After 4 years of painting insecurity, it was quite freeing tonight to experience confidence.
Confident that I can paint over something with an even better painting.  Confident that I will improve each year.  Confident that if I'm willing to run my race and not let the hurdles or insecurities stop me, I will get to the finish line.  I would hate to get to the end of my life and see a string of hurdles that were not overcome, where I quit and gave up.  I know God is doing much more with the art than just the art!  I am so curious as to where all of this is leading! 

Sunday, March 1, 2020

Where's the Grace?

If you read my last blog, I shared how some times the paint just flows almost effortlessly onto the canvas with an amazing and pleasing result, but the following day is just full of frustration and pain, followed by a canvas burial.  There was one painting in particular in which I had labored long and the painting went from bad to worse.  I finally invited God into that frustration and asked Him what was causing this problem, and  I heard a gentle and quick response:
"There's no grace on it."

I knew immediately what this was referencing.  When I realized over 3 years ago that God was giving me an intense desire to paint (but with no talent to back that up), it became a night and day mission to get something on the canvas that was presentable.

  When I first started, 1 out of 10 paintings would be halfway decent.  Then 2 out of 10 weren't so bad.  Then I jumped to 3 out of 10 actually not being a total embarrassment.  You get the idea.  There was steady progress coming out of my full-out painting committment.  I finally got to the point that some of my earlier "good" paintings joined other canvases that had gone to the trash bin.  What was once good became unacceptable.  You don't see what you don't see.  As I improved, I saw the imperfections and childish  style of my early paintings.  There was a very slow, painfully slow, yet steady progress being made.  But then I seemed to hit that plateau that those of us who have tried losing weight have experienced.  It felt like I was doing the right thing by putting in long hours, but nothing was moving.

That's when the grace question confronted me.  When I hear grace, I think of unmerited favor; something that can not be earned or deserved but is given freely by God.  God has impressed much on my heart over the last few years about grace because I often found myself on a hamster wheel, trying to do enough for God, striving to please Him and always worried that I just wasn't enough in His eyes.  Maybe you can relate.

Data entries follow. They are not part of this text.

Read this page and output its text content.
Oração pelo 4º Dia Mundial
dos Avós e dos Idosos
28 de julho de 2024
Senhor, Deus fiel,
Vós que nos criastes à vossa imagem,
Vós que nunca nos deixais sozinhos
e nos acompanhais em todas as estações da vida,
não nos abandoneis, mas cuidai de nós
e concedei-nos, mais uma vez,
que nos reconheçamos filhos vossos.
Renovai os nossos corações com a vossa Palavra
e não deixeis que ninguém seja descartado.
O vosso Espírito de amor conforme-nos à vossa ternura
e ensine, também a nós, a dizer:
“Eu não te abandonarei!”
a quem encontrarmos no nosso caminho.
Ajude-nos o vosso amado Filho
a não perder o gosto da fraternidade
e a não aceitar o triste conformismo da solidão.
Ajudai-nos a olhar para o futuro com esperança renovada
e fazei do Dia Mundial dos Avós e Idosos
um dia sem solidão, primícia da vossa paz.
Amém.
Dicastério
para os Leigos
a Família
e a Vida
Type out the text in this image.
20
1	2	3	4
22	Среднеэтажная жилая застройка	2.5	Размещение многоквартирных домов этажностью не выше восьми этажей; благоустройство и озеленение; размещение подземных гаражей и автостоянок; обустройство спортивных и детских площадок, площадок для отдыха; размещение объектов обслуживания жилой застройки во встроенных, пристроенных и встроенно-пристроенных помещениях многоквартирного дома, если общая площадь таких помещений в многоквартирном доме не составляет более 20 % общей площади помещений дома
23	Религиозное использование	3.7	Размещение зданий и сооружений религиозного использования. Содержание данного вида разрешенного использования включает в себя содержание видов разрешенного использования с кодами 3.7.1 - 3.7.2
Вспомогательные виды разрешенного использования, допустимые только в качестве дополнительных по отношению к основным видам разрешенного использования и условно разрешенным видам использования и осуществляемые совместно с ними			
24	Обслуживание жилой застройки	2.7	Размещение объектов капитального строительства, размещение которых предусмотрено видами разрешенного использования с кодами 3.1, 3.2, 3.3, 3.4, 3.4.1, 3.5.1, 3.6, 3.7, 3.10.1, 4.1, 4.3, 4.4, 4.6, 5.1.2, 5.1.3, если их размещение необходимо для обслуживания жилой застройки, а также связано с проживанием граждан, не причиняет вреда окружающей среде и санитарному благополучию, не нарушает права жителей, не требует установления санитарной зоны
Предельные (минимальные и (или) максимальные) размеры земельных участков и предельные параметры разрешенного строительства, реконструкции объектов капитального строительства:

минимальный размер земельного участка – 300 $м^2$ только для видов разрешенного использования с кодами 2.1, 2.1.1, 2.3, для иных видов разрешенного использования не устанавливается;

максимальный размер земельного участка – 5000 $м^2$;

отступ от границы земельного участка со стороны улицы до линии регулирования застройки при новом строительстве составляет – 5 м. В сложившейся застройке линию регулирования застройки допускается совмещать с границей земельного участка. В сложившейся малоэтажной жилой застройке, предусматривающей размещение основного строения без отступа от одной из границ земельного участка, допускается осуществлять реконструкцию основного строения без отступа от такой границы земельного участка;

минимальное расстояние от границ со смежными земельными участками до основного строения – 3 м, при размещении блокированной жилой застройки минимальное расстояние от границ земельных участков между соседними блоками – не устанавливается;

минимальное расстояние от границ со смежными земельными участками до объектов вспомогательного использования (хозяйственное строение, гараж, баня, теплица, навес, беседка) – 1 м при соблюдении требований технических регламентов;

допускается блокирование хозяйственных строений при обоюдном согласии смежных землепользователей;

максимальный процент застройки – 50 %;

He has put some amazing mentors in my life and has really taught me much about grace.  I just always assumed with the paintings that because this seemed to be God's idea, there would be daily grace to see it come to pass.  It had not occurred to me that there are seasons within seasons and the fact that God has called you to do something, doesn't mean that task is always a priority.  It depends on the day.

So rather than rushing to the easel, I have begun asking God daily how He wants me to spend my time.  To my surprise, painting was not the high priority I once believed it to be.  Instead, the Lord had me work on cleaning out my office and basement and closets for a month.  Does God really care about our closets? 

He started showing me that He is a God of divine order, not clutter and chaos.  I have to admit, getting things in order has been a pleasant adjustment!  My small office now houses everything I need for the business side of the interior design work along with all of my painting supplies, including a very large easel.  It's full!!  But how delightful to have need of some item and be able to go right to it.  It has brought an unexpected pleasure in my life and I don't waste time looking for things as I once did.  I would not have arrived at this point had grace been there daily for painting!

I only paint about 25% of the time now, but when I do, there is pleasure in knowing it's in God's timing with His favor on it and the things that are important to Him have been stewarded well.  Even if I feel He is inviting me to paint, I will often double check and ask "Is there anything that needs to be done first?"  Some days, it feels a bit like finishing my homework before going out to play!  Not a bad habit to develop!